Notruf 112
Wasservögel kommen damit klar. Nur der Mensch – der wittert plötzlich überall Gefahren fürs geliebte Federvieh. Und so wird das Wassergetier aus lauter falsch verstandener Tierliebe mancherorts regelrecht krank gemästet. Im Englischen Garten waren die Schwäne zeitweise so fett, dass sie kaum noch fliegen konnten und in der Startphase schon mal einen Fahrradfahrer glatt über den Haufen geflogen haben. Da steht man dann am Fenster, schaut hinaus in den jungen, froststarren Morgen und weiß: Heute ist Ententag. So sicher, wie diese Tiere Bürzel haben. Und siehe da: Der erste Anruf zum Thema lässt meist nicht lange auf sich warten.
Variante 1:
»Die Feuerwehr. Der Rettungsdienst. Grüß Gott!«
»Ich glaube, am Kanal ist eine Ente im Eis eingefroren. Könnten Sie da mal schauen?«
Variante 2 klingt schon dramatischer:
»Da klebt ein Schwan mit den Füßen im Eis fest. Er bewegt sich schon gar nicht mehr. Bitte schicken Sie doch mal jemanden. Man kann es ja gar nicht mehr mitansehen.«
Spätestens bei Variante 3 gibt es kein Entrinnen mehr:
»Hier spricht die Familie Schmidt. Wir stehen mit den Kindern am Olympiasee. Draußen auf der Eisfläche zappelt verzweifelt eine Ente. Sie ist eingefroren. Sie stirbt! Die Kinder weinen schon. Kommen Sie schnell!«
Das Einzige, was den vermeintlich Eingefrorenen jetzt wirklich helfen würde, wäre absolute Ruhe für ihr perfekt ausgeklügeltes Energiesparprogramm bei großer Kälte. An dieser Stelle über das geniale Frostschutzsystem der Venen und Arterien im winterlichen Vogelfuß zu dozieren würde jetzt sinnlos verpuffen. Außerdem bin ich kein Biolehrer, sondern Feuerwehrmann. Und für den hat die Beruhigung des besorgten Bürgers stets Priorität.

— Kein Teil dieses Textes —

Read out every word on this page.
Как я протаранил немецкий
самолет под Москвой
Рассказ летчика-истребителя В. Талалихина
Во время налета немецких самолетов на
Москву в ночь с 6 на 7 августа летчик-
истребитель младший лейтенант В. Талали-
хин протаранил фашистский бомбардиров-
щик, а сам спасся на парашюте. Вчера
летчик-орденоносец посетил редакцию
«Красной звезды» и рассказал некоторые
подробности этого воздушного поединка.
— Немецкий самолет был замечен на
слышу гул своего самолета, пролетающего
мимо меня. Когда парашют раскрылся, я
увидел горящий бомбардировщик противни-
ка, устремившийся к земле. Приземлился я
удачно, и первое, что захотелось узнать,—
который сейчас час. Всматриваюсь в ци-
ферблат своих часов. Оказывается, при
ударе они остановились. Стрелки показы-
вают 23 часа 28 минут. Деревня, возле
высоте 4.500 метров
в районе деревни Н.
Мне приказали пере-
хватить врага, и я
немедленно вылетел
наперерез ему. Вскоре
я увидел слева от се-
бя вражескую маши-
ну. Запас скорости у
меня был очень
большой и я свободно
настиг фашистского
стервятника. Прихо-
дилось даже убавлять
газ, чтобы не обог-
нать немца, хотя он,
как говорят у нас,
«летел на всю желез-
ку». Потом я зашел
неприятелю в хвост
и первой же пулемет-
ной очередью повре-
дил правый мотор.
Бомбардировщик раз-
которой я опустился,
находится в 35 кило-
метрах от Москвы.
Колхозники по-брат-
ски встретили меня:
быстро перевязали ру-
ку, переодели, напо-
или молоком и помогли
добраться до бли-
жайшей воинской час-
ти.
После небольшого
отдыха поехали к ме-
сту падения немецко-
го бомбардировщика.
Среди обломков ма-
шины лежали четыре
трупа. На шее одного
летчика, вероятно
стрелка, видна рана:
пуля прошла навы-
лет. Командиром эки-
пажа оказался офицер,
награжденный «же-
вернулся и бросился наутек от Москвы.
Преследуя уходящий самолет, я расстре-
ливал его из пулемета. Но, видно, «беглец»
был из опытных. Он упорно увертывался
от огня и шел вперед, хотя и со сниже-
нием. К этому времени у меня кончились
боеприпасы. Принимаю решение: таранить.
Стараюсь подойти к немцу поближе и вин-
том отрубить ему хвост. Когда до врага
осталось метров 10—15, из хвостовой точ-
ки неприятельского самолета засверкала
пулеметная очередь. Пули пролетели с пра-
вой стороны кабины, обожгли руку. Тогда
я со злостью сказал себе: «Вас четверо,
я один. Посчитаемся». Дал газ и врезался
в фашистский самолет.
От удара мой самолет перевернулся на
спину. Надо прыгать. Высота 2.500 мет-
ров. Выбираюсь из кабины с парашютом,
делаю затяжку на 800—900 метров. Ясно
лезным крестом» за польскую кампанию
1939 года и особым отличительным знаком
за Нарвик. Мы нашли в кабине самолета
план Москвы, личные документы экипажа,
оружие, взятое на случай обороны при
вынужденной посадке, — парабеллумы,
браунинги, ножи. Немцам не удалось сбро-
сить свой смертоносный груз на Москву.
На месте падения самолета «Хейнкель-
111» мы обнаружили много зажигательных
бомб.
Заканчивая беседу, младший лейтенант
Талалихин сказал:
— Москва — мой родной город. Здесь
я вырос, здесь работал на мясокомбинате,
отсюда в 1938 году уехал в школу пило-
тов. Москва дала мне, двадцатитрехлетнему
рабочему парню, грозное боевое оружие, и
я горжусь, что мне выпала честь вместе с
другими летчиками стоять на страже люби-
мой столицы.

Und so starten also zwei gestandene Männer der Berufsfeuerwehr mit dem sogenannten Klaf – unserem Kleinalarmfahrzeug – zur sofortigen Entenrettung. Die geht erfahrungsgemäß in ungefähr 99,8 Prozent der Fälle immer gleich aus: Wir nähern uns mehr oder weniger elegant kriechend, rutschend oder auf der Leiter fahrend dem überraschten Federtier, das kurz vor dem beherzten Zugriff locker durchstartet – um sich nur 30 Meter weiter in einer flachen 180-Grad-Kurve gleich wieder auf dem Eis niederzulassen. Noch Fragen?
Die Fälle, in denen wir tatsächlich mal ein geschwächtes, krankes oder verletztes Tier auf dem Eis eingefangen haben, lassen sich in einer Wintersaison an einer Hand abzählen. Eingefroren war jedenfalls meines Wissens bislang kein einziges. Der verbriefte Eisentenrekord stammt übrigens aus dem eisigen Winter 2011/12 und liegt derzeit bei neun (!) Einsätzen an einem einzigen Vormittag. Die Kollegen sind beinahe durchgedreht.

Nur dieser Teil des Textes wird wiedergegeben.